We learned, from Elizabeth Kubler Ross’s work on death and dying and from Jonathon Bowlby’s on grief/loss and separation, that human beings become profoundly attached to caretakers and experience a deep sense of loss and disorientation when they are separated from them. In my own work in the field of addictions, I observe that addicts and others in recovery, go through similar stages of grief/loss and disruption when they move through the various losses that occur around letting go of either a substance, a behavior or a period of their own lives. The loss is not only giving up alcohol, drugs or a compulsive relationship with food or sex but also the grief experienced around the loss of something upon which they have become dependent, something that has been a part of their identity, their sense of who they are and what they need to “survive” in the world. Are we going through a version of these stages of the grief process as a result of the recession and the losses we’re experiencing of jobs, income and financial security? And can you figure out, by looking at the stages below where you might be in your own process? Following is my own adaptation of the stages of grief and loss:
• Numbness/Denial: “This isn’t really happening: I think something is happening but I don’t feel it “
• Yearning and Searching: ‘
“Where is life as I know it/the life I miss and want?”
• Bargaining: “I will become a better person if I am less materialistic/I have my loved ones, my health”.
• Disorientation/Anger/Despair: “I am mad at the markets, mad at my managers, mad at myself, I am just mad and feel it may never get better, I don’t know what to fix this”.
• Acceptance: “It is what it is, I have to give it time, roll with it, do the best I can, this too shall pass”.
• Reorganization and Regrouping: “My life feels different but it’s still my life.
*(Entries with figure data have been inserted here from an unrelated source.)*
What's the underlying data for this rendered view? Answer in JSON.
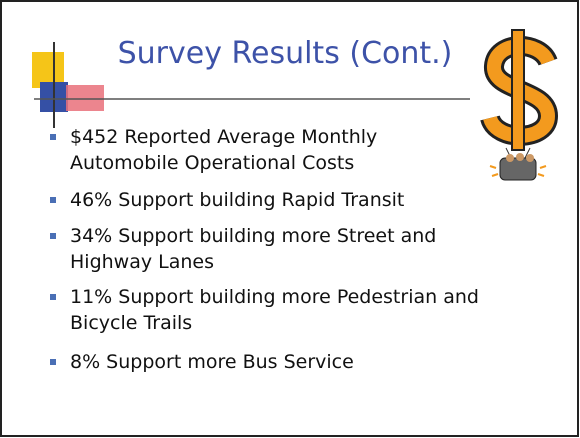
{
  "title": "Survey Results (Cont.)",
  "bullets": [
    [
      "$452 Reported Average Monthly",
      "Automobile Operational Costs"
    ],
    [
      "46% Support building Rapid Transit"
    ],
    [
      "34% Support building more Street and",
      "Highway Lanes"
    ],
    [
      "11% Support building more Pedestrian and",
      "Bicycle Trails"
    ],
    [
      "8% Support more Bus Service"
    ]
  ]
}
I have moved through the losses, made adjustments and moved “.
Do you see yourself in one or more of these stages? The loss of a job, of the kind of income that once provided for a certain type of lifestyle and the loss of just plain money can disturb our trust and faith in a predictable and orderly world and our sense of identity. Let’s face it, next to those we love, we are very much attached to where and how we live and the recession is causing many of us to worry, adjust and sometimes lose what we’re used to having. We can feel grief and loss over a lot of things, over periods of our lives and parts of ourselves. Our sense of who we are, our sense of identity, in other words, is very much shaped by what we do and what we have. Changes in either of those can make us feel that we are changing and that can be a disorienting experience. This recession is hitting a lot of people at that core level; we’re feeling not only a loss of money but a loss of self because when our identity is at least partially woven into what we have and what we do, we’re bound to experience some loss of identity when those things shift, it’s natural.
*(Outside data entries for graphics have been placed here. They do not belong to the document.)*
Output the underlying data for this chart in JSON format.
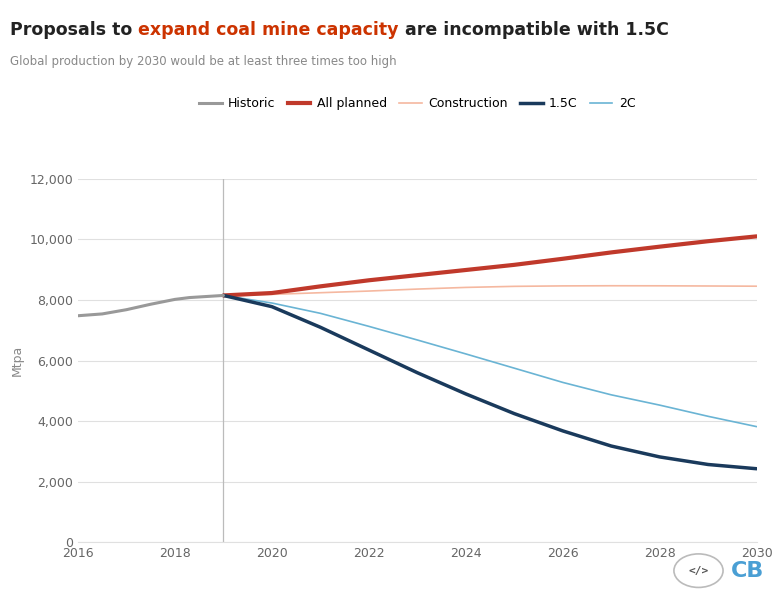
{
  "title_part1": "Proposals to ",
  "title_highlight": "expand coal mine capacity",
  "title_part2": " are incompatible with 1.5C",
  "subtitle": "Global production by 2030 would be at least three times too high",
  "ylabel": "Mtpa",
  "background_color": "#ffffff",
  "title_color": "#222222",
  "title_highlight_color": "#cc3300",
  "subtitle_color": "#888888",
  "historic_x": [
    2016,
    2016.5,
    2017,
    2017.5,
    2018,
    2018.3,
    2018.7,
    2019
  ],
  "historic_y": [
    7480,
    7540,
    7680,
    7860,
    8020,
    8080,
    8120,
    8150
  ],
  "historic_color": "#999999",
  "historic_linewidth": 2.2,
  "historic_label": "Historic",
  "all_planned_x": [
    2019,
    2020,
    2021,
    2022,
    2023,
    2024,
    2025,
    2026,
    2027,
    2028,
    2029,
    2030
  ],
  "all_planned_y": [
    8150,
    8230,
    8450,
    8650,
    8820,
    8990,
    9160,
    9360,
    9570,
    9760,
    9940,
    10100
  ],
  "all_planned_color": "#c0392b",
  "all_planned_linewidth": 3.0,
  "all_planned_label": "All planned",
  "construction_x": [
    2019,
    2020,
    2021,
    2022,
    2023,
    2024,
    2025,
    2026,
    2027,
    2028,
    2029,
    2030
  ],
  "construction_y": [
    8150,
    8185,
    8240,
    8295,
    8360,
    8415,
    8450,
    8465,
    8470,
    8468,
    8462,
    8455
  ],
  "construction_color": "#f5b8a0",
  "construction_linewidth": 1.2,
  "construction_label": "Construction",
  "s15c_x": [
    2019,
    2020,
    2021,
    2022,
    2023,
    2024,
    2025,
    2026,
    2027,
    2028,
    2029,
    2030
  ],
  "s15c_y": [
    8150,
    7780,
    7100,
    6350,
    5600,
    4900,
    4250,
    3680,
    3180,
    2820,
    2570,
    2430
  ],
  "s15c_color": "#1a3a5c",
  "s15c_linewidth": 2.5,
  "s15c_label": "1.5C",
  "s2c_x": [
    2019,
    2020,
    2021,
    2022,
    2023,
    2024,
    2025,
    2026,
    2027,
    2028,
    2029,
    2030
  ],
  "s2c_y": [
    8150,
    7900,
    7560,
    7130,
    6680,
    6220,
    5750,
    5280,
    4870,
    4530,
    4160,
    3820
  ],
  "s2c_color": "#6ab4d4",
  "s2c_linewidth": 1.2,
  "s2c_label": "2C",
  "vline_x": 2019,
  "vline_color": "#bbbbbb",
  "xlim": [
    2016,
    2030
  ],
  "ylim": [
    0,
    12000
  ],
  "yticks": [
    0,
    2000,
    4000,
    6000,
    8000,
    10000,
    12000
  ],
  "xticks": [
    2016,
    2018,
    2020,
    2022,
    2024,
    2026,
    2028,
    2030
  ],
  "grid_color": "#e0e0e0",
  "cb_logo_color": "#4a9fd4",
  "figsize": [
    7.8,
    5.96
  ],
  "dpi": 100
}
Numbness is a response akin to shock and it’s certainly where I saw most of my clients go in the first weeks of the recession. Much as I asked the question, “how are you doing with this financial crisis?” it was really only the money managers and those sophisticated in money matters who were wrapping their minds around what was happening and what was likely to come. Everyone else was either numb or in denial; e.g. “I know it’s happening but I don’t feel it yet” or “this isn’t that big a deal”. As time moved on and it became really obvious that this was, in fact, a very big deal that group moved into yearning and searching for the old familiar feeling or scene. We look back with longing and regret, “it felt so easy then” or “why didn’t I see this coming? What could I have done differently?” We look forward with anxiety. “What’s going to happen next?” Some were already grieving the loss of lifestyle, jobs and job prospects or just the feeling of being flush while others were busy bargaining, making deals with themselves, identifying silver linings. “I will become a better person if I am less focused on money all the time, I’ll have friends over for dinner rather than go out, shop in my closet rather than frantically at the stores and Ill take walks and go to museums and movies rather than entertain myself by mindless acquiring and compulsive consumption”.
As the realities of the recession began to wear away at everyone’s patience and pocket books and life styles really did have to under go some changes the anger began to set in. “Who are these CEOs who have gotten us into so much hot water and why are they so damn greedy? Who has allowed these inequities to go on for so long. Why is my money manager taking home big pay while my bottom line is shrinking? I want my vacation back, my new car, my contentment”. After a few months of anger at just about everything from government, to spouses to corporate America, I am seeing and hearing more people say “it is what it is”. Acceptance is setting in. Some of the dust is settling, enough people seem to be still surviving, eating and paying bills so that we are, as a whole, feeling less terrified and more able to manage our emotions about what is happening. Maybe we can’t exactly see the light at the end of the tunnel but we have more of a sense that it’s probably there. We’re living a little differently, we’ve absorbed the shock, felt the anger, disorientation and longing for what’s been lost and we’re beginning to regroup and reorganize.
This recession will likely affect any maybe even adjust our countries values which were, let’s face it, spinning out of control. Maybe it’s corrective on a lot of levels both personal as well as financial.Whatever it is or isn’t, we’re stuck processing it and maybe the framework of grief and loss can help to lend a little perspective on that process.I hope so!